Ruth Burrows, a Carmelite who writes wonderful books, says that a mystical moment happens when we see ourselves and the world with crystal clarity, at a level “deeper than words, thoughts, imagination and feeling.” Paul’s vision of Christ within his life as a servant and his death as a child of God certainly counts as a mystical moment. Ron Rolheiser continues to describe this experience:
For that moment we are centered, and can sense, beyond words and imagination, in some unconscious, and inchoate way, what mystics call the indelible memory of God’s kiss on our soul, the primordial memory of once having experienced perfect love inside God’s womb before birth. Henri Nouwen calls this a dark memory of “first love”, of once having been caressed by far gentler hands than we have ever met in this life.
Beautiful metaphors, and I stretch out my arms, open myself to receive that kiss. Harry Potter avoided the kiss of the dementors; we crave the kiss of our Creator, our Father, the one who is with us in life and in death.

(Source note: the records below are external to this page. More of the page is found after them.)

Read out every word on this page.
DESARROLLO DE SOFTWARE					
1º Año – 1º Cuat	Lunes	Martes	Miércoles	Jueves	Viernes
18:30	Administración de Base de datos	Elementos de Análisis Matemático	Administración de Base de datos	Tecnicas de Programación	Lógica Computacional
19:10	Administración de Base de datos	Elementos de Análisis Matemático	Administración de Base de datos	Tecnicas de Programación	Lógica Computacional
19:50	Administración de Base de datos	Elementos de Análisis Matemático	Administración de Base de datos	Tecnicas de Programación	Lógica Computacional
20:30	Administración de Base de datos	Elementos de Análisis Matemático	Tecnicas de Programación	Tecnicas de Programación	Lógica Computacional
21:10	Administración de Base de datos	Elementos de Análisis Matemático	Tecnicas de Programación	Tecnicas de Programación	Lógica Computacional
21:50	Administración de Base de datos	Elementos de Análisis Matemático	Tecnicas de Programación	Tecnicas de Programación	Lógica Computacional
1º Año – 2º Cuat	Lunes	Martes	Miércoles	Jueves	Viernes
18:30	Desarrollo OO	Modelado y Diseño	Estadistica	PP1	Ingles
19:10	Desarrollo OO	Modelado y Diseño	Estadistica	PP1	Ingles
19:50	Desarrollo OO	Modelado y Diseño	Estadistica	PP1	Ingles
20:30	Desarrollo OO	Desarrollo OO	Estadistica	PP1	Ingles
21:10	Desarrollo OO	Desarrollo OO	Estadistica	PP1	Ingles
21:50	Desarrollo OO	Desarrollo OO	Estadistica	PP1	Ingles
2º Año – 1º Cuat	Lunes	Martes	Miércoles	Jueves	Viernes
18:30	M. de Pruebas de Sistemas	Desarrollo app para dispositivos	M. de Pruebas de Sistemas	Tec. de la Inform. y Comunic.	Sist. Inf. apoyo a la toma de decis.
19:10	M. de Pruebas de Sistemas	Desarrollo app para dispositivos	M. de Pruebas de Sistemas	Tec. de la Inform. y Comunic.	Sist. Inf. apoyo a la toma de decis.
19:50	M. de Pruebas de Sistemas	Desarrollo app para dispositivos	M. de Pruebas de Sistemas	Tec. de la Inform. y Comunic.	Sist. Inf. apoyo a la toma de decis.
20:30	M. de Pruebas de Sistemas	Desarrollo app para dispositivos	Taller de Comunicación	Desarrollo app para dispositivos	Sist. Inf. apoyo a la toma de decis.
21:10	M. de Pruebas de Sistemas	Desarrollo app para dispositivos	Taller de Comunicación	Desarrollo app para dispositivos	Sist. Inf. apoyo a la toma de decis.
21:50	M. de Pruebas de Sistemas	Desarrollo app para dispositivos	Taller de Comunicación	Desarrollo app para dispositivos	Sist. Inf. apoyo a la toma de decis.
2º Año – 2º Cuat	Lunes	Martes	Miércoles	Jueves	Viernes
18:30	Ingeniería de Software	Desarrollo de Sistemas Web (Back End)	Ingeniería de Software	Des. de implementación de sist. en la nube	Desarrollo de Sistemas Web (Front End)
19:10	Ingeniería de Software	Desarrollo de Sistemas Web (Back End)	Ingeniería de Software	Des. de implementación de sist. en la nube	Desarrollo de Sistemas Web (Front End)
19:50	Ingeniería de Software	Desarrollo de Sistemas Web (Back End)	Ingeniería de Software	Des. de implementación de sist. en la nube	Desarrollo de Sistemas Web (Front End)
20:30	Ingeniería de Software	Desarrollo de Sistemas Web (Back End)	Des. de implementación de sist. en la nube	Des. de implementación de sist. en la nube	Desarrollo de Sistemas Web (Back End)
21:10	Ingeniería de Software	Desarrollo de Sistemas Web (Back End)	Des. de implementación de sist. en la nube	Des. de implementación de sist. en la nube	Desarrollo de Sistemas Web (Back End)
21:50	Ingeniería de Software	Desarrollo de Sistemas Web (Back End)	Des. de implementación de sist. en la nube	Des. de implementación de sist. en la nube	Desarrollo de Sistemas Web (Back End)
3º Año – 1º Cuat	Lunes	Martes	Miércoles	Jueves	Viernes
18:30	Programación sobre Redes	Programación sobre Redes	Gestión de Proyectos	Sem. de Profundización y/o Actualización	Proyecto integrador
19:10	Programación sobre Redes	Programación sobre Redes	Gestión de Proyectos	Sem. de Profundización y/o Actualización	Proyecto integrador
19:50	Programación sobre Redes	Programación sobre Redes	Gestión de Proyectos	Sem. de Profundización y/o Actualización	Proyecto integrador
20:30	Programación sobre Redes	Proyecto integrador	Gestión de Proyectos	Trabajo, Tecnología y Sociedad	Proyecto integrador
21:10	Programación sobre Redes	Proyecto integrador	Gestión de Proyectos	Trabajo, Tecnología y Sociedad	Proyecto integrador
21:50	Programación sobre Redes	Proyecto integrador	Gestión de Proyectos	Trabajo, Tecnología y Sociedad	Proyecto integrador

And the great thing is that this clarity is not reserved for special saints; it’s there for you and me, in the mysticism of everyday life. How do I do that? Getting there is like showing up for every sunset, nurturing hope and faith and wonder in your childlike soul. Then just do your life, physical, spiritual, relational. Rolheiser write about how that looks:
You can be a practicing mystic by journaling, doing spiritual reading, taking spiritual direction, doing various spiritual exercises such as the Spiritual Exercises of St. Ignatius, and by prayer of any kind.
But there is so much more:
In terms of centering and steadying your soul you can be a practicing mystic by more consciously and more deliberately giving yourself over to the biblical practice of Sabbath and by doing other soul-centering things like gardening, taking long walks, listening to good music, sharing wine and conversation with family and friends, making love with your spouse, holding a baby, visiting a person who is ill, or even just taking up a hobby that healthily breaks the obsession of your daily concerns.
This is what Paul did, and this is what I can do too. When I step away from entertainment and whatever daily concerns I’m obsessed with, this is what remains. This is how to live the Christian life, which is the mystical life, which is the life lived in imitation of Christ.
As the deer longs for the running waters, so my soul longs for you, O God. Where shall I go and behold the face of God?
My friend Chris ends his prayers with the words, “All glory and honor to you, O Lord.” And then he does his best to go out and live those words.